Кармелиты в коричневом молча переставляли ноги. Они набросили поверх ряс белые праздничные одежды, у каждого из шестидесяти монахов в руке было коричневое распятие. Светильники в виде свеч высотой в два человеческих роста несли с собой цистерцианцы. На фоне их белых одежд четко выделялись черные лопатки, так что они издалека напоминали грибы с белыми ножками и темными шляпками. Последними среди монашеских орденов показались францисканцы, босые, туго подпоясанные.

Две дюжины барабанщиков и звонари, сменяя друг друга, создавали жуткий, но выразительный ритм. Это было задумано специально, поскольку за ними, один за другим, следовали члены Святой Инквизиции. Инквизиторы до самых пят были укутаны в черные мантии, на головах у них были черные острые колпаки. Руки были спрятаны в рукава, и только глаза, сверкавшие через прорези для глаз, отдаленно напоминали что-то человеческое. Замыкал эту процессию главный инквизитор. Он отличался от своих помощников огненно-красным цветом мантии, а также тем, что обмахивался краем своего головного убора.

В окружении шести епископов в шитой золотом верхней одежде шел бородатый патриарх Венеции. Его роскошный плащ из красно-золотой парчи был украшен драгоценными камнями и весил не меньше, чем его хозяин. В руках у патриарха был серебряный бюст святого Марка со стеклянным окошком посредине – там лежали мощи евангелиста.

Там, где проходил патриарх, венецианцы, стоявшие по обе стороны процессии, преклоняли колени, чтобы тут же подняться, потому что больше, чем патриарх и евангелист, народ Венеции интересовал Папа Римский. Евгений Четвертый родился в Венеции; считалось, что он очень строгих правил, и многим казалось, что он не от мира сего.

Окруженного кардиналами курии, гвардейцами, фонарщиками и кропилыциками, окуривателями фимиамом и камергерами Папу несли в Sedia gestatoria двенадцать человек в красных камзолах. Евгений Четвертый казался мрачным и время от времени поднимал правую руку, затянутую в перчатку, благословляя жителей Венеции. Хотя носильщики продвигались вперед маленькими шагами, Его Святейшество колебался из стороны в сторону, словно тростинка, и его тиара неоднократно оказывалась в опасном положении.

Благодаря атмосфере, созданной на площади Святого Марка тысячами возбужденных людей, окуриватели фимиамом так старательно делали свое дело, что Папа время от времени исчезал в облаках белого дыма, чтобы вскоре появиться, покашливая, с покрасневшими глазами, подобному божественному явлению. Это не способствовало улучшению настроения Евгения Четвертого; в любом случае венецианцы, по крайней мере, большинство из них – те, кто относился к Папе без особого восторга, гадали, что шепчут его губы – тихую молитву или же затаенное проклятие.

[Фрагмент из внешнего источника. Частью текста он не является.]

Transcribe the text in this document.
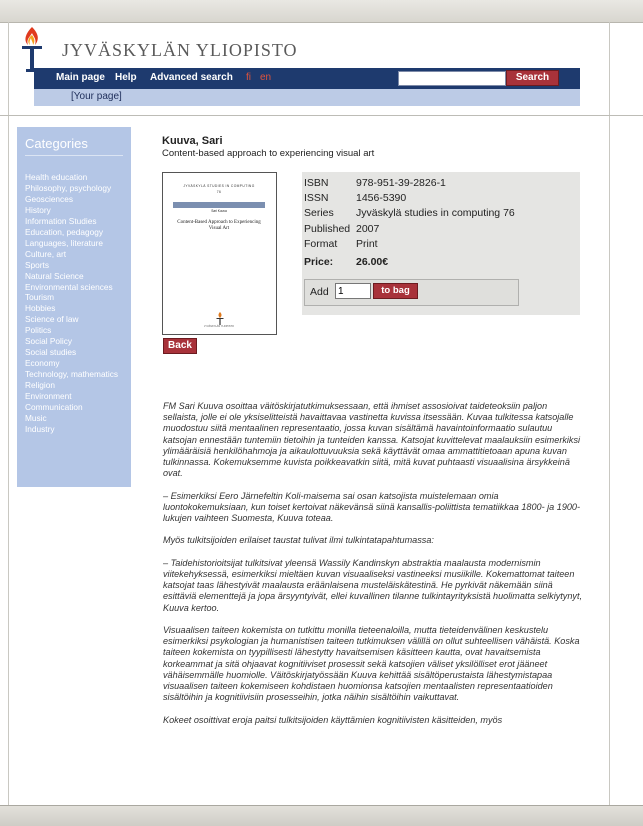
JYVÄSKYLÄN YLIOPISTO
Main page Help Advanced search fi en	Search
[Your page]
Categories
Health education
Philosophy, psychology
Geosciences
History
Information Studies
Education, pedagogy
Languages, literature
Culture, art
Sports
Natural Science
Environmental sciences
Tourism
Hobbies
Science of law
Politics
Social Policy
Social studies
Economy
Technology, mathematics
Religion
Environment
Communication
Music
Industry
Kuuva, Sari
Content-based approach to experiencing visual art
JYVÄSKYLÄ STUDIES IN COMPUTING
76
Sari Kuuva
Content-Based Approach to Experiencing Visual Art
JYVÄSKYLÄN YLIOPISTO
ISBN	978-951-39-2826-1
ISSN	1456-5390
Series Jyväskylä studies in computing 76
Published 2007
Format Print
Price: 26.00€
Add
1	to bag
Back

FM Sari Kuuva osoittaa väitöskirjatutkimuksessaan, että ihmiset assosioivat taideteoksiin paljon sellaista, jolle ei ole yksiselitteistä havaittavaa vastinetta kuvissa itsessään. Kuvaa tulkitessa katsojalle muodostuu siitä mentaalinen representaatio, jossa kuvan sisältämä havaintoinformaatio sulautuu katsojan ennestään tuntemiin tietoihin ja tunteiden kanssa. Katsojat kuvittelevat maalauksiin esimerkiksi ylimääräisiä henkilöhahmoja ja aikaulottuvuuksia sekä käyttävät omaa ammattitietoaan apuna kuvan tulkinnassa. Kokemuksemme kuvista poikkeavatkin siitä, mitä kuvat puhtaasti visuaalisina ärsykkeinä ovat.

– Esimerkiksi Eero Järnefeltin Koli-maisema sai osan katsojista muistelemaan omia luontokokemuksiaan, kun toiset kertoivat näkevänsä siinä kansallis-poliittista tematiikkaa 1800- ja 1900-lukujen vaihteen Suomesta, Kuuva toteaa.

Myös tulkitsijoiden erilaiset taustat tulivat ilmi tulkintatapahtumassa:

– Taidehistorioitsijat tulkitsivat yleensä Wassily Kandinskyn abstraktia maalausta modernismin viitekehyksessä, esimerkiksi mieltäen kuvan visuaaliseksi vastineeksi musiikille. Kokemattomat taiteen katsojat taas lähestyivät maalausta eräänlaisena musteläiskätestinä. He pyrkivät näkemään siinä esittäviä elementtejä ja jopa ärsyyntyivät, ellei kuvallinen tilanne tulkintayrityksistä huolimatta selkiytynyt, Kuuva kertoo.

Visuaalisen taiteen kokemista on tutkittu monilla tieteenaloilla, mutta tieteidenvälinen keskustelu esimerkiksi psykologian ja humanistisen taiteen tutkimuksen välillä on ollut suhteellisen vähäistä. Koska taiteen kokemista on tyypillisesti lähestytty havaitsemisen käsitteen kautta, ovat havaitsemista korkeammat ja sitä ohjaavat kognitiiviset prosessit sekä katsojien väliset yksilölliset erot jääneet vähäisemmälle huomiolle. Väitöskirjatyössään Kuuva kehittää sisältöperustaista lähestymistapaa visuaalisen taiteen kokemiseen kohdistaen huomionsa katsojien mentaalisten representaatioiden sisältöihin ja kognitiivisiin prosesseihin, jotka näihin sisältöihin vaikuttavat.

Kokeet osoittivat eroja paitsi tulkitsijoiden käyttämien kognitiivisten käsitteiden, myös
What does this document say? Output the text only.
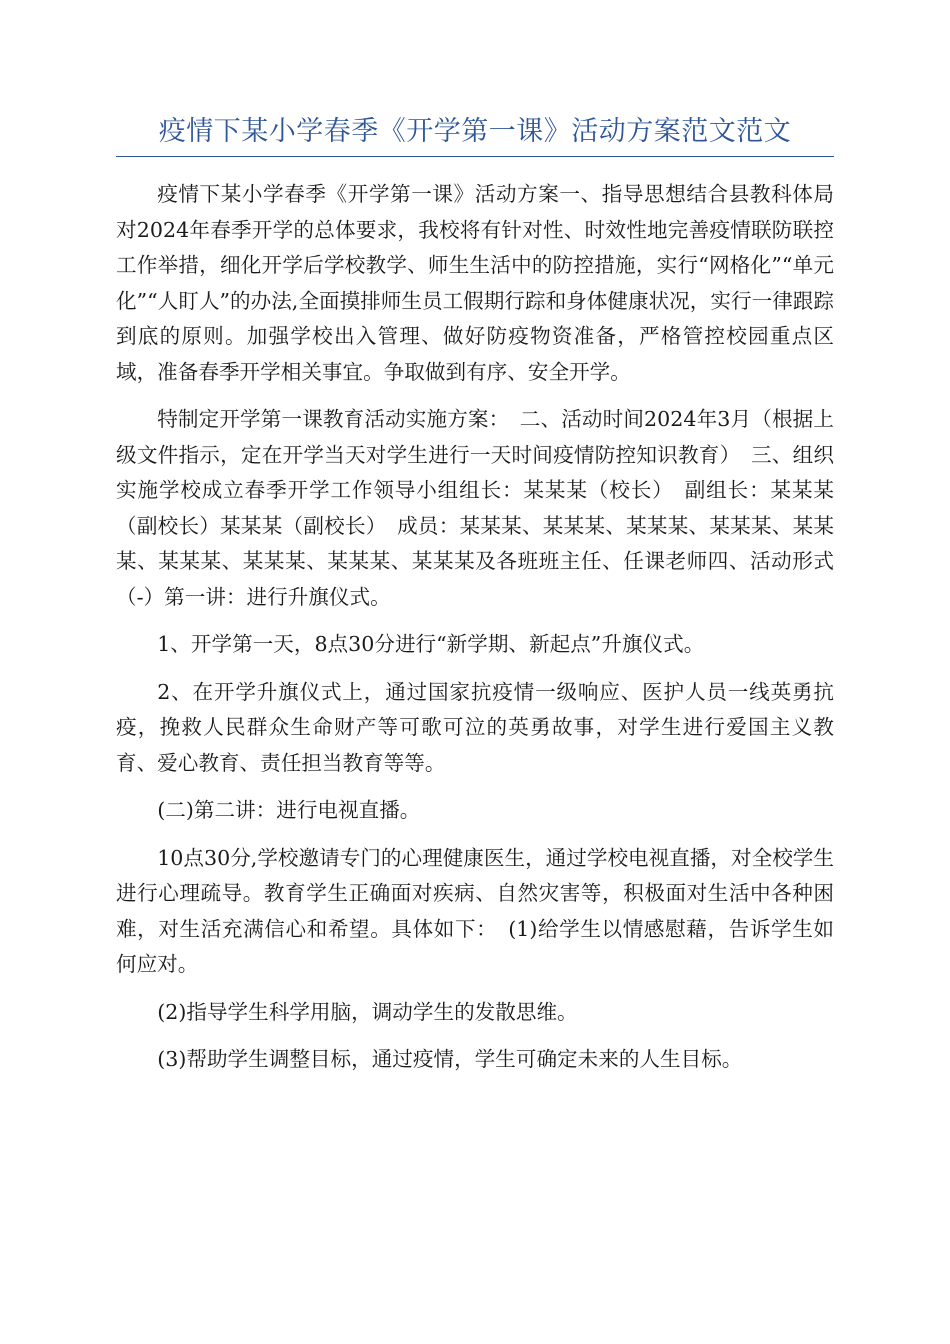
疫情下某小学春季《开学第一课》活动方案范文范文

疫情下某小学春季《开学第一课》活动方案一、指导思想结合县教科体局对2024年春季开学的总体要求，我校将有针对性、时效性地完善疫情联防联控工作举措，细化开学后学校教学、师生生活中的防控措施，实行“网格化”“单元化”“人盯人”的办法,全面摸排师生员工假期行踪和身体健康状况，实行一律跟踪到底的原则。加强学校出入管理、做好防疫物资准备，严格管控校园重点区域，准备春季开学相关事宜。争取做到有序、安全开学。

特制定开学第一课教育活动实施方案：　二、活动时间2024年3月（根据上级文件指示，定在开学当天对学生进行一天时间疫情防控知识教育）　三、组织实施学校成立春季开学工作领导小组组长：某某某（校长）　副组长：某某某（副校长）某某某（副校长）　成员：某某某、某某某、某某某、某某某、某某某、某某某、某某某、某某某、某某某及各班班主任、任课老师四、活动形式（-）第一讲：进行升旗仪式。

1、开学第一天，8点30分进行“新学期、新起点”升旗仪式。

2、在开学升旗仪式上，通过国家抗疫情一级响应、医护人员一线英勇抗疫，挽救人民群众生命财产等可歌可泣的英勇故事，对学生进行爱国主义教育、爱心教育、责任担当教育等等。

(二)第二讲：进行电视直播。

10点30分,学校邀请专门的心理健康医生，通过学校电视直播，对全校学生进行心理疏导。教育学生正确面对疾病、自然灾害等，积极面对生活中各种困难，对生活充满信心和希望。具体如下：　(1)给学生以情感慰藉，告诉学生如何应对。

(2)指导学生科学用脑，调动学生的发散思维。

(3)帮助学生调整目标，通过疫情，学生可确定未来的人生目标。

Только немногие падали на колени, когда Папа проплывал мимо них, или осеняли себя крестным знамением в ответ на его благословение. Сначала такое поведение вызывало у Папы удивление, но вскоре оно переросло в беспокойство. Евгений Четвертый подал знак одному из одетых в фиолетовые одежды камергеров, и тот протянул ему платок, при помощи которого Папа вытер со лба благочестивый пот. Затем понтифекс закрыл на некоторое время глаза и открыл их только тогда, когда в том месте, где праздничное шествие объезжало Кампаниле, раздался радостный возглас:

– Да здравствует Папа! Да здравствует дож! Господи, храни Серениссиму!

Но крики группки ликовавших быстро смолкли, когда к ним не присоединился никто из плотной толпы. После этого жутковатое безразличие распространилось дальше. Все чувствовали, что в воздухе что-то витает, но никто не мог сказать, что же на самом деле происходило на площади Святого Марка.

Не мог этого сказать и зеркальщик, занявший место перед часовой башней, напротив главного входа в собор Святого Марка. Бенедетто взял с него обещание ни в коем случае не вмешиваться в происходящее. Важнее было изобличить заговорщиков. Но каким образом? После того как провалилось первое покушение на Папу, можно было не сомневаться в том, что на этот раз подготовка была лучше. Но что же будет теперь, когда он, Мельцер, выдал планы заговорщиков?

Солнце висело низко над горизонтом. Зеркальщик приставил руку к глазам и оглядел площадь. Шествие продвигалось через толпу, словно гигантский червь. Мельцер поискал глазами Леонардо Пацци. Мысль о том, что Пацци может стать следующим Папой, с самого начала вызывала у зеркальщика сомнения, а потом его охватило своеобразное чувство жалости, поскольку он знал, что Пацци верил в свое призвание и ради него предал свои убеждения.

Где же Пацци? Он давно уже сошел со своей импровизированной кафедры. Можно было догадаться, что он будет недалеко от Папы, но это казалось не очень уместным тому, кто знал о предстоящем покушении. То, что да Мосто нигде не было, можно считать добрым знаком. Но где же Пацци?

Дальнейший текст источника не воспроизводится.